Either way, Cintrón added, if residents need free food for now, Re:Vision will provide it.
"We can always do better," Cintrón said. "There's always a need, so we can always listen better and create real-time solutions."
Cintrón took over as executive director in 2019 and, since then, she's dealt mostly with the pandemic's effects on the community. But when the pandemic cools and the economy revs back up again, Cintrón said she's looking forward to helping the area "take full advantage of the economic recovery."
She also wants to put the commercial commissary kitchen in Cultura to work.
"I was watching 'The Chef Show' on Netflix and they did a whole episode on cochinita and Yucatán-style food with two white lady chefs and I thought, 'Why are we still uplifting these stories on non-Latino-Latinx people making our food," Cintrón laughed. "It's ambitious, but I want us to be at the forefront of these stories and these brands... I want us to reclaim our space."

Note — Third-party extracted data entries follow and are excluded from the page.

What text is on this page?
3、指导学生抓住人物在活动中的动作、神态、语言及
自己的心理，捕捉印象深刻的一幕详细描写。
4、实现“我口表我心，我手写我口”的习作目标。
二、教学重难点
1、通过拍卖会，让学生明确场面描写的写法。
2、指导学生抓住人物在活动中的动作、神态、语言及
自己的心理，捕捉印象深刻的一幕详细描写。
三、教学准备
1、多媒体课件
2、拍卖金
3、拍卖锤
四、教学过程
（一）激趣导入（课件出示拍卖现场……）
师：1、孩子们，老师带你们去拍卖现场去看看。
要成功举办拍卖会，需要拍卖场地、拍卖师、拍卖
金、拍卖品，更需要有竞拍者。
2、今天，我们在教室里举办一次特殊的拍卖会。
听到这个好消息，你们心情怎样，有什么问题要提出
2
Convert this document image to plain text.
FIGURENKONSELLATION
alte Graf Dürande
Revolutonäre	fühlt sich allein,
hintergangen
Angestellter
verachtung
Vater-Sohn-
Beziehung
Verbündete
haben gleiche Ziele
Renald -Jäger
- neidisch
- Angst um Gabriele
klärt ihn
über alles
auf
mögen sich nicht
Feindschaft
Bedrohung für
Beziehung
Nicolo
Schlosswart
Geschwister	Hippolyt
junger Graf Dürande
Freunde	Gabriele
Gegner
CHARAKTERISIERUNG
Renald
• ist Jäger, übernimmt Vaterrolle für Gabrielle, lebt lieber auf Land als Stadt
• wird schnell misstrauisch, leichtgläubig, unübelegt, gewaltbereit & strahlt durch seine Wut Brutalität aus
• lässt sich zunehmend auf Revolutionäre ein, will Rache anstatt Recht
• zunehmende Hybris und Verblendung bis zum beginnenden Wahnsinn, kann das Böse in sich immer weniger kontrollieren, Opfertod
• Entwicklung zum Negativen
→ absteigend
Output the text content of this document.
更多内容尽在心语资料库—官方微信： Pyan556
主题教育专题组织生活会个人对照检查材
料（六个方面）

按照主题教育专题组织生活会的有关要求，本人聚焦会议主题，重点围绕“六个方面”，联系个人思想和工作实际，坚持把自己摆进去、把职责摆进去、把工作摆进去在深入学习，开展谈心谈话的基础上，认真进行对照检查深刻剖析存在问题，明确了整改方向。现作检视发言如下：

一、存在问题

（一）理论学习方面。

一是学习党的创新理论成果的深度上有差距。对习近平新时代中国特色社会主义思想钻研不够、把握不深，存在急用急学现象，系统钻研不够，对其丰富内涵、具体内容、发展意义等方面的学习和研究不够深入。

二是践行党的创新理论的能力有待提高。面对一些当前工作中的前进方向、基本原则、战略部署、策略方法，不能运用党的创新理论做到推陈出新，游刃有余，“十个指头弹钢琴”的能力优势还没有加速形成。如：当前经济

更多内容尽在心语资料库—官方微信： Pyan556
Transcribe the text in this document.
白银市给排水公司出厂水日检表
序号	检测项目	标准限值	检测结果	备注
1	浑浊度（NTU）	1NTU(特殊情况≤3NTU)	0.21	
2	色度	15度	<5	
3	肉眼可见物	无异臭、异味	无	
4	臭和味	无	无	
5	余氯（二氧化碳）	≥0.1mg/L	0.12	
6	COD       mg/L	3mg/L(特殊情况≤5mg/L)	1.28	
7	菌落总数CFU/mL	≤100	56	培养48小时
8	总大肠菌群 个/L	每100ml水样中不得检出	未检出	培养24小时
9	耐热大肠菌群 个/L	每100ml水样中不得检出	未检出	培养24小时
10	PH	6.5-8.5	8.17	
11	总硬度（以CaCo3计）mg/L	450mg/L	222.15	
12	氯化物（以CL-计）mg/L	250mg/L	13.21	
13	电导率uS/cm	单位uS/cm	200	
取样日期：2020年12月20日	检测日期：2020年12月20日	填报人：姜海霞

The no-cost grocery store is open Tuesday from 12 p.m. to 8 p.m. and Wednesday from 10 a.m. to 6 p.m. There's also a farmer's market every Sunday from 9 a.m. to 2 p.m., where "you'll get Latino food, prepared by Latinos," Cintrón said.
She added that the farm produced loads of tomatoes this year. So who knows, maybe an Iron Chef tomatoes competition could be coming to the commissary kitchens, Westwood-style.